En hongrois peu de ses textes sont connus jusqu'à nos jours : aucun de ses romans n'a encore été traduit, et les textes ici publiés des pièces jouées au théâtre n'ont pas été imprimés auparavant. Le but de ce recueil a été justement la publication des traductions commandées pour des spectacles, mais jamais réunies en un volume. Il est vrai que la lecture ne remplace pas l'incarnation des personnages par des acteurs, mais elle peut offrir une autre forme de découverte : celle de l'imagination. Lire et se faire une idée et des images inspirées par le texte peut révéler des aspects qui restent cachés lors des représentations. Cela évoque l'importance de la conception et de l'interprétation, respectivement celle des lecteurs et des gens de théâtre, ce qui ne veut pas dire qu'on pourrait mésestimer le rôle des réalisateurs dans la découverte et révélation des œuvres. Il est même indubitable que la renaissance théâtrale de Marivaux en France avait été liée aux spectacles créés par Patrice Chéreau : celui de la Dispute (1973 et 1976), ensuite, plus tard celui de La Fausse Suivante (1985). Ses interprétations novatrices et surprenantes ont entraîné tout un processus de redécouverte qui a renforcé la réputation de l'auteur à tous les niveaux, au sein de troupes indépendantes tout aussi bien qu'au répertoire de la Comédie Française. (Tout dernièrement deux de ses pièces, non traduites encore en hongrois, ont été jouées avec succès au Théâtre Français : L'Heureux stratagème et Le Petit-Maître corrigé.) Cette révélation n'est comparable qu'au renouvellement opéré par Giorgio Strehler par rapport à l'œuvre de Carlo Goldoni ou à la révolution opérée par Peter Brook dans la mise en scène des drames de Shakespeare...
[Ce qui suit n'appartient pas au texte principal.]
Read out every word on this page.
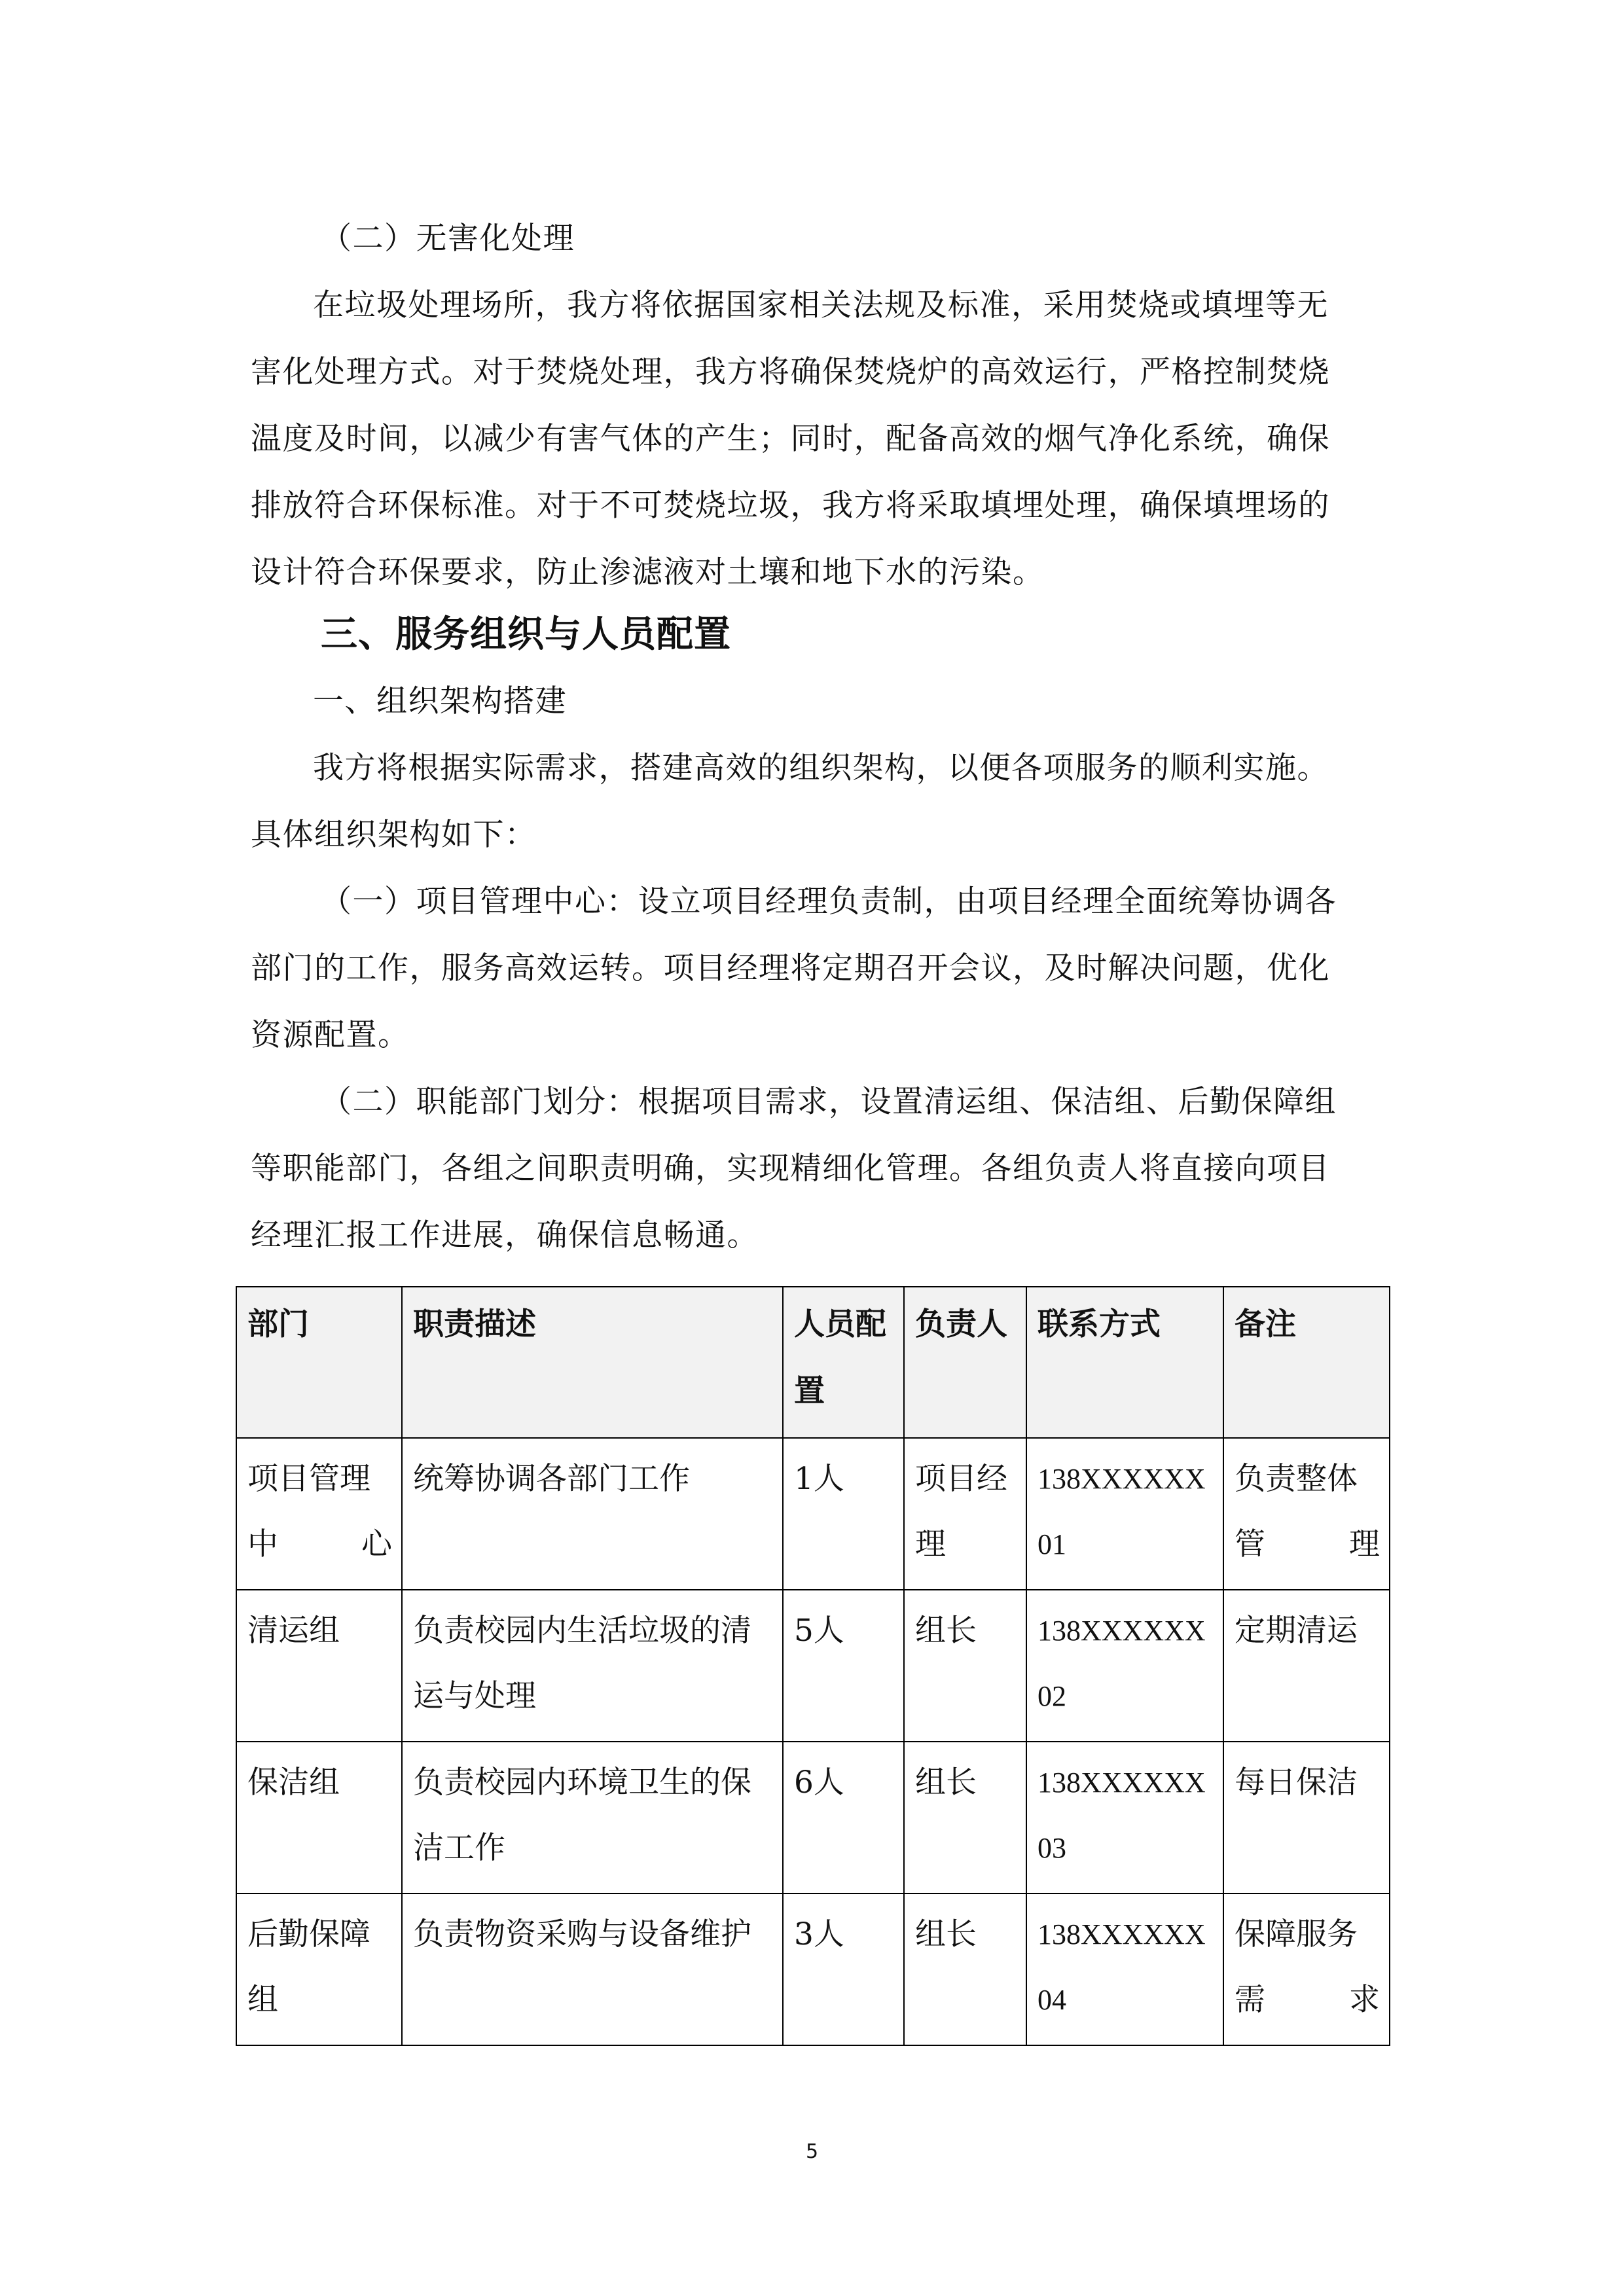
（二）无害化处理
在垃圾处理场所，我方将依据国家相关法规及标准，采用焚烧或填埋等无
害化处理方式。对于焚烧处理，我方将确保焚烧炉的高效运行，严格控制焚烧
温度及时间，以减少有害气体的产生；同时，配备高效的烟气净化系统，确保
排放符合环保标准。对于不可焚烧垃圾，我方将采取填埋处理，确保填埋场的
设计符合环保要求，防止渗滤液对土壤和地下水的污染。
三、服务组织与人员配置
一、组织架构搭建
我方将根据实际需求，搭建高效的组织架构，以便各项服务的顺利实施。
具体组织架构如下：
（一）项目管理中心：设立项目经理负责制，由项目经理全面统筹协调各
部门的工作，服务高效运转。项目经理将定期召开会议，及时解决问题，优化
资源配置。
（二）职能部门划分：根据项目需求，设置清运组、保洁组、后勤保障组
等职能部门，各组之间职责明确，实现精细化管理。各组负责人将直接向项目
经理汇报工作进展，确保信息畅通。
部门	职责描述	人员配置	负责人	联系方式	备注
项目管理中心	统筹协调各部门工作	1人	项目经理	138XXXXXX01	负责整体管理
清运组	负责校园内生活垃圾的清运与处理	5人	组长	138XXXXXX02	定期清运
保洁组	负责校园内环境卫生的保洁工作	6人	组长	138XXXXXX03	每日保洁
后勤保障组	负责物资采购与设备维护	3人	组长	138XXXXXX04	保障服务需求
5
Un style tellement particulier et complexe pose évidemment bon nombre de problèmes dans la traduction. Ceux-ci sont explicités dans la Postface et le chapitre consacré aux versions hongroises de ces textes du XVIIIe siècle. Pour ne citer qu'un exemple concret : même les noms de personnes sont problématiques, étant donné qu'on peut les utiliser sous diverses formes (originales, hongroises, italiennes, ayant des variantes de toutes sortes : voir Arlequin, Arlekin, Harlekin), désignant tous le même personnage de la commedia dell'arte. Les questionnements peuvent aller jusqu'au choix de la langue et du style : garder des archaïsmes ou moderniser tout ?
Tous ceux qui ont travaillé à cette édition attendent donc que la lecture de ces textes, comme la reprise des représentations puissent susciter une nouvelle vague dans la réception de l'auteur chez nous en contribuant à renforcer la juste et bien méritée reconnaissance de Marivaux en Hongrie.